Off we went again. Up the so called Romantic Highway which ran from just south of where we were to Nordlingen and beyond. We were not prepared to go that far so we headed north with the intention of turning towards Oberammergau. We stopped off at Wieskirche...another baroque style church. Another beautifully decorated nave and altar...although the word garish comes to mind...lots of gilt, cream and pastels. On to Oberammergau where we arrived just as they were clearing up after a cycle race. The roads were blocked off in the middle of town and there were banners and PA systems everywhere being dismantled. Being Sunday this town offered free parking and we found a spot near to the centre from where we went on our usual exploratory wanderings. We found the Playhouse which had been Anne's objective in this town. It was the theatre in which was presented the Passion play every ten years and which involved all the townsfolk and, no doubt, the visitors too. It was closed but we could see that it was an open theatre...Greek style maybe...with room for hundreds on stage and thousands on the floor.

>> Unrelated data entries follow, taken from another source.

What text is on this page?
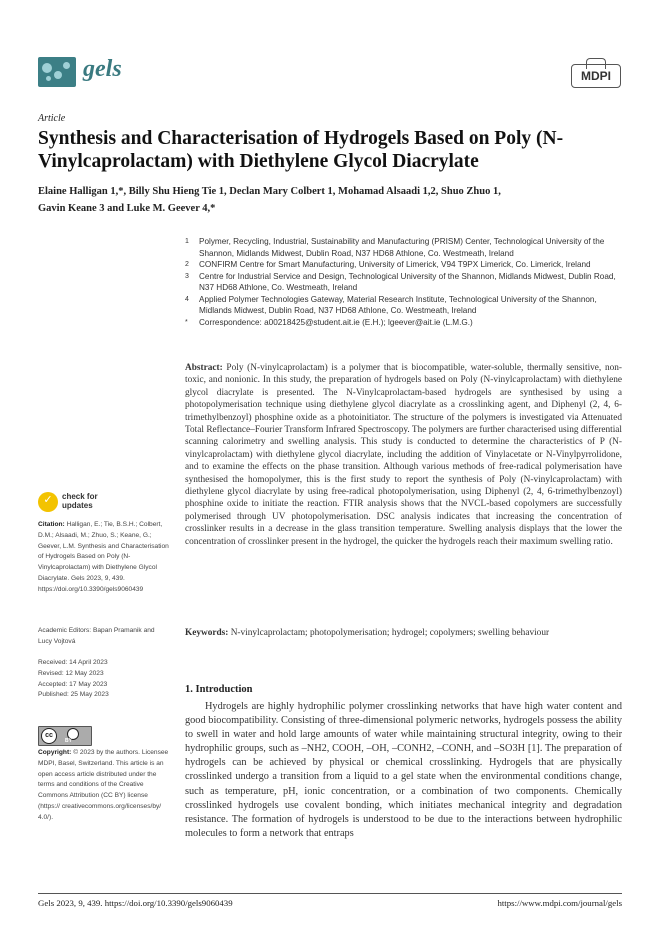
gels	MDPI
Article
Synthesis and Characterisation of Hydrogels Based on Poly (N-Vinylcaprolactam) with Diethylene Glycol Diacrylate
Elaine Halligan 1,*, Billy Shu Hieng Tie 1, Declan Mary Colbert 1, Mohamad Alsaadi 1,2, Shuo Zhuo 1,
Gavin Keane 3 and Luke M. Geever 4,*
1 Polymer, Recycling, Industrial, Sustainability and Manufacturing (PRISM) Center, Technological University of the Shannon, Midlands Midwest, Dublin Road, N37 HD68 Athlone, Co. Westmeath, Ireland
2 CONFIRM Centre for Smart Manufacturing, University of Limerick, V94 T9PX Limerick, Co. Limerick, Ireland
3 Centre for Industrial Service and Design, Technological University of the Shannon, Midlands Midwest, Dublin Road, N37 HD68 Athlone, Co. Westmeath, Ireland
4 Applied Polymer Technologies Gateway, Material Research Institute, Technological University of the Shannon, Midlands Midwest, Dublin Road, N37 HD68 Athlone, Co. Westmeath, Ireland
* Correspondence: a00218425@student.ait.ie (E.H.); lgeever@ait.ie (L.M.G.)
Abstract: Poly (N-vinylcaprolactam) is a polymer that is biocompatible, water-soluble, thermally sensitive, non-toxic, and nonionic. In this study, the preparation of hydrogels based on Poly (N-vinylcaprolactam) with diethylene glycol diacrylate is presented. The N-Vinylcaprolactam-based hydrogels are synthesised by using a photopolymerisation technique using diethylene glycol diacrylate as a crosslinking agent, and Diphenyl (2, 4, 6-trimethylbenzoyl) phosphine oxide as a photoinitiator. The structure of the polymers is investigated via Attenuated Total Reflectance–Fourier Transform Infrared Spectroscopy. The polymers are further characterised using differential scanning calorimetry and swelling analysis. This study is conducted to determine the characteristics of P (N-vinylcaprolactam) with diethylene glycol diacrylate, including the addition of Vinylacetate or N-Vinylpyrrolidone, and to examine the effects on the phase transition. Although various methods of free-radical polymerisation have synthesised the homopolymer, this is the first study to report the synthesis of Poly (N-vinylcaprolactam) with diethylene glycol diacrylate by using free-radical photopolymerisation, using Diphenyl (2, 4, 6-trimethylbenzoyl) phosphine oxide to initiate the reaction. FTIR analysis shows that the NVCL-based copolymers are successfully polymerised through UV photopolymerisation. DSC analysis indicates that increasing the concentration of crosslinker results in a decrease in the glass transition temperature. Swelling analysis displays that the lower the concentration of crosslinker present in the hydrogel, the quicker the hydrogels reach their maximum swelling ratio.
Keywords: N-vinylcaprolactam; photopolymerisation; hydrogel; copolymers; swelling behaviour
1. Introduction
Hydrogels are highly hydrophilic polymer crosslinking networks that have high water content and good biocompatibility. Consisting of three-dimensional polymeric networks, hydrogels possess the ability to swell in water and hold large amounts of water while maintaining structural integrity, owing to their hydrophilic groups, such as –NH2, COOH, –OH, –CONH2, –CONH, and –SO3H [1]. The preparation of hydrogels can be achieved by physical or chemical crosslinking. Hydrogels that are physically crosslinked undergo a transition from a liquid to a gel state when the environmental conditions change, such as temperature, pH, ionic concentration, or a combination of two components. Chemically crosslinked hydrogels use covalent bonding, which initiates mechanical integrity and degradation resistance. The formation of hydrogels is understood to be due to the interactions between hydrophilic molecules to form a network that entraps
✓ check for
updates
Citation: Halligan, E.; Tie, B.S.H.; Colbert, D.M.; Alsaadi, M.; Zhuo, S.; Keane, G.; Geever, L.M. Synthesis and Characterisation of Hydrogels Based on Poly (N-Vinylcaprolactam) with Diethylene Glycol Diacrylate. Gels 2023, 9, 439. https://doi.org/10.3390/gels9060439
Academic Editors: Bapan Pramanik and Lucy Vojtová
Received: 14 April 2023
Revised: 12 May 2023
Accepted: 17 May 2023
Published: 25 May 2023
cc
BY
Copyright: © 2023 by the authors. Licensee MDPI, Basel, Switzerland. This article is an open access article distributed under the terms and conditions of the Creative Commons Attribution (CC BY) license (https:// creativecommons.org/licenses/by/ 4.0/).
Gels 2023, 9, 439. https://doi.org/10.3390/gels9060439	https://www.mdpi.com/journal/gels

The shops in the town specialised in not only all those religious icons one would expect in a place like this but it was a mecca for lovers of dolls. Every other shop window was full of dolls, figurines or statuettes...I know not where one description ends and the other begins. I was taken by the metre high, mountain climber who was hanging from a rope off the side of a cliff. It would have looked great on our balcony at home. We had a drink in the Hotel Altpost in the town square and decided to stay there and in that hotel if they had rooms. They did and they were very comfortable. L had a cute room under the eaves with a bunk bed and a strange shaped bathroom designed to fit under the sloping roof. We walked around the town again looking for somewhere suitable to have dinner but they were either too expensive or closed. Our hotel was doing a brisk business so we ended up there and had soup and salad for me, schnitzel for them and a bottle wine between us.